Anthropic's move is likely the first domino in a broader recalibration of how pre-IPO AI company valuations are discussed and traded. If OpenAI, xAI, or other well-funded AI startups follow suit—and they probably will—the secondary market infrastructure that's flourished over the past few years will face fragmentation. Some platforms may pivot to offering only derivative exposure rather than actual equity claims, eliminating legal ambiguity but also making them less valuable to investors seeking real ownership. Others will attempt to work directly with companies to establish authorized secondary venues. The practical effect is that AI company equity becomes less freely tradeable, which could cool some of the speculative fervor but also locks capital into private hands for longer. For companies themselves, the lesson is that in a world of institutional investor competition and secondary market infrastructure, maintaining founder control over the shareholder register is worth fighting for publicly.

The deeper question Anthropic's warning raises is whether the secondary market boom in private AI company shares reflects genuine long-term belief in these companies or pure momentum speculation.
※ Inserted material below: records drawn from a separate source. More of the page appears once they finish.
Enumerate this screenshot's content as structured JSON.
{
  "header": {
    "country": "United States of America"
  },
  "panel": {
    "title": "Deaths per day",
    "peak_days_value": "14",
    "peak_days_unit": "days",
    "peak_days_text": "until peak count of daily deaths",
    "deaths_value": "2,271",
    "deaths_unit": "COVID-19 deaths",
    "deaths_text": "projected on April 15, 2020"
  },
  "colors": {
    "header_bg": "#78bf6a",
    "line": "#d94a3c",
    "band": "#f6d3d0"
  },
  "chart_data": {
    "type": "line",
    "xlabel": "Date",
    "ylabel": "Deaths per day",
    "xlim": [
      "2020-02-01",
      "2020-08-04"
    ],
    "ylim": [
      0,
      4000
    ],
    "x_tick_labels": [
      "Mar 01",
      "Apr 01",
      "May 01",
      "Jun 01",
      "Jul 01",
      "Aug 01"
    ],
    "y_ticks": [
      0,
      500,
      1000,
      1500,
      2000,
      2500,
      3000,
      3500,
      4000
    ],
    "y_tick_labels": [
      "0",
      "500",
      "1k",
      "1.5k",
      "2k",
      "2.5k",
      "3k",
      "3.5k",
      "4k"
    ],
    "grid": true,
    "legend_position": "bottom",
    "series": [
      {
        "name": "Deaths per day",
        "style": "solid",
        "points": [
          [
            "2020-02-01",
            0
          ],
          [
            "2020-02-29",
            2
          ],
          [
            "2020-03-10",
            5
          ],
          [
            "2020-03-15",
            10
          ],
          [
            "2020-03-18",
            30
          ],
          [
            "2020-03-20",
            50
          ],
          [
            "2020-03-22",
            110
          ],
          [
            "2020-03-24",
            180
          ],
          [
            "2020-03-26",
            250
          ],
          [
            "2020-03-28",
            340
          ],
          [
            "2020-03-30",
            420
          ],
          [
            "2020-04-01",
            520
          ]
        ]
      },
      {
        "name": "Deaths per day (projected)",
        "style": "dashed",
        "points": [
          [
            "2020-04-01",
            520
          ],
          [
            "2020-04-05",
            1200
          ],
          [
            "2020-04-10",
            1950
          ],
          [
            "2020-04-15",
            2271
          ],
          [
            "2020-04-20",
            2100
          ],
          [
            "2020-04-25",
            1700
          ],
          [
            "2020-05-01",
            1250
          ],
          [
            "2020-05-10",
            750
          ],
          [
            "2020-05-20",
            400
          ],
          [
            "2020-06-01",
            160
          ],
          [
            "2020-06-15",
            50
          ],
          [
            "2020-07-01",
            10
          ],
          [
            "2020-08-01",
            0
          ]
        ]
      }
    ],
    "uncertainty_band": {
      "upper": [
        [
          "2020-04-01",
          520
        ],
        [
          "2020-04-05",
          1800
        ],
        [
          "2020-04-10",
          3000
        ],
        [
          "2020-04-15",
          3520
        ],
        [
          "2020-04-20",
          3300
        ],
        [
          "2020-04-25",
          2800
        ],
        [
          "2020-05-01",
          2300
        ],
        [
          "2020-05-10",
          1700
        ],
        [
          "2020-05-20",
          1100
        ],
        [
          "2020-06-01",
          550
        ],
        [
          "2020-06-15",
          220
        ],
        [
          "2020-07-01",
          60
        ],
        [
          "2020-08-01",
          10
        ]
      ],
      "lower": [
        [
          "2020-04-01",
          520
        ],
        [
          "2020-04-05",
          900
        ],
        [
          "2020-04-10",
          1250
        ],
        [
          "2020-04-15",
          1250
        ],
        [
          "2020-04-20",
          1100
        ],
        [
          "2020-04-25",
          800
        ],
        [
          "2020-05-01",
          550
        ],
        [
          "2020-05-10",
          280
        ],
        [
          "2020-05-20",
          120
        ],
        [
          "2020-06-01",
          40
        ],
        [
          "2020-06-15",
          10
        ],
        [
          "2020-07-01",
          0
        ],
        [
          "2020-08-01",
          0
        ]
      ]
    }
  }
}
If platforms like Forge Global and Unicorns Exchange are merely repackaging demand from investors who missed primary rounds, the secondary market is doing something socially useful—allocating capital to people who want it. But if they're enabling speculative derivative plays divorced from actual company operations, they're more akin to betting markets than investment. Anthropic's stance suggests the company itself doesn't trust these platforms to accurately represent its interests or beliefs. That skepticism may be well-founded, and it may also signal that AI company valuations are detached enough from underlying fundamentals that even the companies themselves want to limit the audience for secondary trading.